Reading the load testing report

Reading a test report — especially a load test report — can be tricky at first. But once we understand what each metric means and why it matters, it becomes easier to see what questions the report is trying to answer, like how well the system performs under pressure or where it might slow down.

Core Performance Testing Metrics¶

Metric Name	Description
Response time	This is the amount of time it takes for a request to be processed and for a response to be returned. A high response time can indicate that the system is overloaded or that there are bottlenecks in the system. For performance analysis it is very useful to use percentiles. The most common percentiles are p90 (90^th percentile), p95 (95^th percentile) and p99 (99^th percentile).
Throughput	This is the number of requests that a system can handle per unit of time. A high throughput is desirable, as it indicates that the system can handle a large volume of traffic.
Error Rate	This is the percentage of requests that result in an error. A high error rate can indicate that the system is not functioning properly and needs to be optimized.
Resource utilization	This is the percentage of a system's resources (such as CPU, memory, and network bandwidth) that are being used during the test. High resource utilization can indicate that the system is reaching its limits and may need to be scaled.

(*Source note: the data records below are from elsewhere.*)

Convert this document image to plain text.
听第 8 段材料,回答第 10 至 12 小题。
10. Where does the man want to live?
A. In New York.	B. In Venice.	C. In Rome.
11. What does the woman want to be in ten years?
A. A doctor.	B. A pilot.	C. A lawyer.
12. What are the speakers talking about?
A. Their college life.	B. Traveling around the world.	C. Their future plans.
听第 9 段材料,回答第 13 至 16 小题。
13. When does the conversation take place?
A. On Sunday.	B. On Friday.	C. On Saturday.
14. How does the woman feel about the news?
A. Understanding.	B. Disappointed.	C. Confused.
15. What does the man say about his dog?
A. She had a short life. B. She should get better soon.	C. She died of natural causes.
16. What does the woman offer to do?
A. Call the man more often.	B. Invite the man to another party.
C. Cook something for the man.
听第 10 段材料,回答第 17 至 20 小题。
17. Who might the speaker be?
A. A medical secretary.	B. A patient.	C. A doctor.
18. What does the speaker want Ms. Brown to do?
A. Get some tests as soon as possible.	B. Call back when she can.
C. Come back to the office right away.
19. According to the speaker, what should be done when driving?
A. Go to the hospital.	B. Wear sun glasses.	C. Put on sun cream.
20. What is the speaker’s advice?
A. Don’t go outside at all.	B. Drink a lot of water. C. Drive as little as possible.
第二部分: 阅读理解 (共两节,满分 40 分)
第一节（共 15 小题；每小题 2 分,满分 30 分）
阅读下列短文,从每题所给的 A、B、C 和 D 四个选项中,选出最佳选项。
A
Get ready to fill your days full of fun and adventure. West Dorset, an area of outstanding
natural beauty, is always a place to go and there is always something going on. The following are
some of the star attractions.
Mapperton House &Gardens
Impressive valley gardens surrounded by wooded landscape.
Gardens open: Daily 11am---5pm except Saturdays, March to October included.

Why Averages are Misleading?¶

Averages do not show the range or variability of data. For example, if most response times are very fast, but a few are extremely slow, the average might suggest everything is fine, even though some users experience poor performance.
Ignores outliers. If you have one very slow response time, it can significantly affect the average, making it seem like the system is slower overall than it actually is for most users.
Lacks detail. Important details like the distribution of response times, peak loads, and periods of high latency are lost.
Doesn't reflect user experience. If a small percentage of users have a very poor experience, it can still lead to dissatisfaction, even if the average response time is acceptable.

How to complement the averages?¶

Including a few more measurements such as standard deviation (how close from the average) and percentiles help averages paint a better picture of the system's performance.

Standard Deviation¶

How are the response times spread out from the average?

A low value means that the responses were close to the average, while a high value means they were more varied. If we observe a high standard deviation, it indicates that our application is not responding consistently.

For example, an API that produces an average response time of 800ms will have to factor in the fastest and the slowest API response time in order to create an observation by standard deviation as to how tightly near to 800ms or far from 800ms.

Percentiles¶

How does a response time compare to all the others?

The bigger our user base, the closer we want to measure to the 100^th percentile. Whether a 3-second response time at the 99^th percentile is good enough depends on how many users are in that 1%.

For example, if we have 1000 users and 10 of them experience a response time of 3 seconds, then that is not acceptable. However, if we have 1 million users and only 10 of them experience a response time of 3 seconds, then that is acceptable.